Blogs are by nature personal. Therein lies the beauty — as well as the danger — of company-sponsored blogs.
When most people write about the pitfalls of corporate blogging, they touch on issues such as libel, the risk of public companies releasing material information improperly, and so on. Indeed, those are real risks — for corporations and their shareholders.
But the biggest risk in corporate blogging isn’t to the company at all. It’s to the individuals who blog in the name of the company they work for.
What’s the risk? Put plainly: To lose your soul. To lose your sense of who you are, and what you believe, by presenting your company’s viewpoints as your own — by substituting your company’s profit-based objectives for your own moral compass.
I’ll give you the example that made me write this post:
A young ad rep for Google, three years out of college, writes for the Google Health Advertising blog. The blog is meant to spur healthcare companies to use Google advertising to get their message out at a time when they are taking a whole lot of grief.
As this young rep puts it in a post she calls, “Does negative press make you Sicko?”:
Whatever the problem, Google can act as a platform for educating the public and promoting your message. We help you connect your company’s assets while helping users find the information they seek.
Nothing wrong with that. This is America, and everyone deserves a fair trial. More power to Google — and to the ad rep.
If she’d only left it at that.
Unfortunately, because we’re in the world of blogs and not of brochures and press releases, the ad rep didn’t leave it at that. She felt compelled to include her own personal critique of Michael Moore’s “Sicko”:
Moore attacks health insurers, health providers, and pharmaceutical companies by connecting them to isolated and emotional stories of the system at its worst. Moore’s film portrays the industry as money and marketing driven, and fails to show healthcare’s interest in patient well-being and care.

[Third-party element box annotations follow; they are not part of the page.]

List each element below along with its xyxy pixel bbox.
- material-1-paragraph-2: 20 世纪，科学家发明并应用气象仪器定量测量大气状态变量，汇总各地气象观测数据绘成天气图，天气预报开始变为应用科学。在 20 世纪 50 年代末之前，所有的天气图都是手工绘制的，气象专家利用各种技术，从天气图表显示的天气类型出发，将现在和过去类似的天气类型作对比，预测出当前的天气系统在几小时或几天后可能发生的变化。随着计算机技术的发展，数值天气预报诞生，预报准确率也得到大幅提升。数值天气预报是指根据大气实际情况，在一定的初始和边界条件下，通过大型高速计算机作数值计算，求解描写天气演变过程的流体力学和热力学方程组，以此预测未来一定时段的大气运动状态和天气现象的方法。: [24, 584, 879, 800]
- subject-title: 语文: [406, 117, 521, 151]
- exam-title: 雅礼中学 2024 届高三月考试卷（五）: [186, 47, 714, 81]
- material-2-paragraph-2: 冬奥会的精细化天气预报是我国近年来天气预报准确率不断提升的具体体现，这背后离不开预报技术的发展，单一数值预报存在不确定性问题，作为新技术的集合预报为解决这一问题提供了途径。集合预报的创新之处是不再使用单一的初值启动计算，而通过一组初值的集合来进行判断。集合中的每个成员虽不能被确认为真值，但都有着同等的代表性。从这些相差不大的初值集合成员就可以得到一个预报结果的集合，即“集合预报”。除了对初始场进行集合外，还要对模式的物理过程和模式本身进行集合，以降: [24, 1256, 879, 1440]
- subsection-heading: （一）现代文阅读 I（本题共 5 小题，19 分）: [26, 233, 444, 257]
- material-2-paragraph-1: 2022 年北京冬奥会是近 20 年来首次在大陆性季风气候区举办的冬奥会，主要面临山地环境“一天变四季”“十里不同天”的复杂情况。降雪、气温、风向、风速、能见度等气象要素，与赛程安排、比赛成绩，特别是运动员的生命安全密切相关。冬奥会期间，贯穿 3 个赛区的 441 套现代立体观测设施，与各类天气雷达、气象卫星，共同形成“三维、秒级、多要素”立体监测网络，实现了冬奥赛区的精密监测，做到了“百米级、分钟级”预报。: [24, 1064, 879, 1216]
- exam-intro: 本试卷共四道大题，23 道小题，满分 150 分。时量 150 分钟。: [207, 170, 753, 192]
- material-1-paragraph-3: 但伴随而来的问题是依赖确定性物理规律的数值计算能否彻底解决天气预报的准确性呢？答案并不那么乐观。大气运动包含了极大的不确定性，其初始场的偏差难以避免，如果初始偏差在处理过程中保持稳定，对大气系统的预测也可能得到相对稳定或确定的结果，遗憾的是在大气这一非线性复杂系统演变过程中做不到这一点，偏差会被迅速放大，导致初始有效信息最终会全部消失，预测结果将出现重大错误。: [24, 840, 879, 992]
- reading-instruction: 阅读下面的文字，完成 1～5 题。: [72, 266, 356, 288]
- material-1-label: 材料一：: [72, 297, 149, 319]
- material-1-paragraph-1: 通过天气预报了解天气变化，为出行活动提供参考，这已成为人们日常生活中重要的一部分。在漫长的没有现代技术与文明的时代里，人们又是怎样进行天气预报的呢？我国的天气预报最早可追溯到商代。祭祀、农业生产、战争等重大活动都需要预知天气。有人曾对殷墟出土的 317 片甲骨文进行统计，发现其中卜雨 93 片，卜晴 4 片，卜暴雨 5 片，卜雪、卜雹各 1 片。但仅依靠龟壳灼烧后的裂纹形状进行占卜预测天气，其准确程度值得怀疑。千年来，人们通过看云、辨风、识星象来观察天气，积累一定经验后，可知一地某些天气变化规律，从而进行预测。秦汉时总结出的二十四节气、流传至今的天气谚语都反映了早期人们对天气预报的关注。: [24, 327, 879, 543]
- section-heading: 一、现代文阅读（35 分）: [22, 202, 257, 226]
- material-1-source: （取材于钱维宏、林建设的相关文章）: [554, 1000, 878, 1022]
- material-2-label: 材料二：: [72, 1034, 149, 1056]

OK, do you see where a line was crossed here? It’s the line between representing a company or client’s interests — and telling the world that you personally share those interests.
Of course, it’s possible that this young ad rep has always been a big fan of the U.S. healthcare system. Perhaps she was so enthusiastic in her personal convictions that she asked to be assigned to Google Health Advertising so she could do her part to help insurance companies, pharmaceutical companies and healthcare providers fight baddies like Moore.
But it makes you wonder: If the same ad rep were assigned to build a Google ad campaign for Moore’s movie distributor instead U.S. healthcare companies, would she be writing the same post? Would she refuse the Moore account because of her principled viewpoint that his film is unfair?
I won’t answer for her, and I feel a little bad for singling her out in this way. But I think the lesson is a critical one — particularly for young people just starting out in their careers.
Let me break it down into the following words of wisdom for early-career marketers and communicators:
1. Being in PR and advertising does not mean you have to personally agree with your employer or client on every issue.
2. If you don’t agree with your employer or client, don’t say you do.
3. Even if you don’t have a strong opinion on an issue, don’t personally take your employer or client’s side simply because it’s convenient or in your financial interests to do so.
That way, you retain who you are — your personal moral autonomy. You don’t have to sell your principles to anyone to succeed in your career; don’t listen to anybody who tells you that you do.
I touched on the difference between representing your personal views and your client’s views sometime back, when I complained about a former reporter friend who “called me out” in the following manner:
I was working in corporate communications, she was still a journalist, and she was writing a story about a controversy involving my company.
The conversation went like this: She asked me a question, and I told her my company’s point of view on the issue. She didn’t agree with this viewpoint; furthermore, she didn’t believe that I agreed with it, and blurted out the following:
“Scott, you’ve sold your soul!”
Notwithstanding the utter lack of comprehension of what PR people do — i.e., we represent our employers or clients, not ourselves — this former colleague’s comment goes to the heart of what bothers me about some journalists. Put simply, they think they are better — that their jobs have a higher moral and ethical purpose than that of the lowly PR practitioner.
In that situation, I felt completely justified in being pissed off.
But you know what? If I had just stepped over that little line and said “I” held a certain position, rather than that “my company” held that position, that former colleague would have been right.
I should add that you don’t always get off the hook simply by hiding behind a client’s position. Personally, for example, I could never work for a tobacco company, or most big energy companies, or most fast-food companies, or most big pharmaceutical companies. Most choices in life are not black and white.
Which leads me to this: I want to say something specifically to the ad rep who wrote the Moore post, should she happen to read this.
When I was younger and feeling my way in my career, I made plenty of mistakes — including many worse than the one I suspect you might have made here. It’s only by screwing up again and again that I’ve come to be able to offer whatever insight I have.
And if in your heart of hearts you truly believe that Michael Moore is being unfair to U.S healthcare companies, and that your advertising clients have the moral high ground, I’m sorry I used your post in my example.